Muito se tem falado na cloroquina. Como está a evolução da pesquisa para o tratamento da COVID-19?
A cloroquina está sendo anunciada como se fosse bala mágica, uma pílula do dia seguinte, em caso de alguém sair para o trabalho e adoecer em decorrência dessa exposição. Com isso, o debate em torno do medicamento não se processa em torno de sua eficácia terapêutica, cujo conhecimento ainda é escasso. A droga é uma entre outras que têm sido usadas para o tratamento da doença. Há vários estudos, inclusive no Brasil, buscando aferir o seu potencial. O problema é que se a rede hospitalar entrar em colapso por excesso de demanda, a maioria dos pacientes nem vai ter atendimento. As pessoas morrerão não apenas de COVID-19, mas também por outras doenças que necessitam de atendimento hospitalar imediato. A grande questão é como organizar a fila dos casos mais complicados (em torno de 20%) nos serviços de média e alta complexidade, coisa que o debate em torno da cloroquina busca subverter.
Em vários países, como Reino Unido, EUA e própria Itália, os governantes demoraram a adotar medidas de isolamento social. Por que a demora?
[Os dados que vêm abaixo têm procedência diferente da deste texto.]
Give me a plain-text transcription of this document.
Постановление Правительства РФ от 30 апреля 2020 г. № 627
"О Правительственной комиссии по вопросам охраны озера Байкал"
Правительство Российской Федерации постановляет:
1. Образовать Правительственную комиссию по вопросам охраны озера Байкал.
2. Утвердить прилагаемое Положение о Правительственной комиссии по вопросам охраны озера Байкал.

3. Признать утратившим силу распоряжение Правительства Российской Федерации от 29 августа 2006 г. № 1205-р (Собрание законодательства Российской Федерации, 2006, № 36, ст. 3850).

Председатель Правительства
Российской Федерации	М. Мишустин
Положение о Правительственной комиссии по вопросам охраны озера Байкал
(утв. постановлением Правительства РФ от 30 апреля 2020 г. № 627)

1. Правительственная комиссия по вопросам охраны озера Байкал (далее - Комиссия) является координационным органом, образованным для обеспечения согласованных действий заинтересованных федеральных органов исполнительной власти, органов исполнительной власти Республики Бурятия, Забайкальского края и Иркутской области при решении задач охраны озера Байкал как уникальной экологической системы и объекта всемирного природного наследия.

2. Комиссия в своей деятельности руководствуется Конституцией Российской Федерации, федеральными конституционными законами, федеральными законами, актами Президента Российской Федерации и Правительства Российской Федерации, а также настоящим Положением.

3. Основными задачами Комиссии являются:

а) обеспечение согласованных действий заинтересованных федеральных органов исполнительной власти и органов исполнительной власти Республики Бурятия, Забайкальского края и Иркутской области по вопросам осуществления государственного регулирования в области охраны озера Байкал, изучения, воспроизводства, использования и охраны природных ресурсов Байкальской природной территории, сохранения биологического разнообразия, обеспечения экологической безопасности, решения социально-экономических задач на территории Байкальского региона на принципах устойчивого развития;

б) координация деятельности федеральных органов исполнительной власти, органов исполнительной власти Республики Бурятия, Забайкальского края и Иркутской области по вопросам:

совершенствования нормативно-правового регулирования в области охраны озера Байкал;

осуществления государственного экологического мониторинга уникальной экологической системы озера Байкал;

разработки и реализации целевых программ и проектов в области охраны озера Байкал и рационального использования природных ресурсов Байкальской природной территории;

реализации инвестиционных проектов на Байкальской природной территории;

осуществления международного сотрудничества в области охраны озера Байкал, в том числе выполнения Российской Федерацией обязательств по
No Reino Unido, o governo de Boris Johnson começou hesitante, com a teoria da imunidade de rebanho, ou seja, deixa que todos peguem a doença e daí a imunidade. Mas houve resposta social ignorando o governo, que precisou se reposicionar. São posturas que vão um pouco na direção da negação da ciência, e certa convicção muito pessoal, de que todos estão errados, e seria histeria coletiva. Isso no fundo é uma atitude dissociativa: a realidade bate na cara e a negação continua. Além disso, a política contemporânea passou a ter certo elemento individualista, desafiador, em que se desafiam cânones para ganhar certo prestígio social com isso. Ocorre que colocar um youtuber provocador em evidência não combina com um dirigente de nação. Aqueles que dirigem nações podem provocar tragédias com essa postura. Tem consequências muito graves. Passamos, nesta semana, por um momento crucial em que é preciso buscar novas articulações, renovar as energias, maximizar as mensagens que são adequadas ao isolamento social, necessário neste momento. Há uma escolha a ser feita. Podemos sair desta crise em melhor situação do que estamos. Mas podemos também sair muito pior do que estamos. As pessoas estão no geral buscando fazer a sua parte. Nunca tivemos tanta informação sobre uma doença como esta, em tão pouco tempo. Apesar de não sabermos o fundamental. Isso é interessante, pois vai deslocar a concepção de como o mundo funciona e se queremos buscar a saída pela produção de conhecimento e de tecnologia. O que de pior pode acontecer é não aproveitarmos essa crise para enfrentar problemas estruturais – investimento na saúde, desenvolvimento de novas competências e o setor comercial para lidar com a saúde –, reaprendera a ter confiança nas instituições.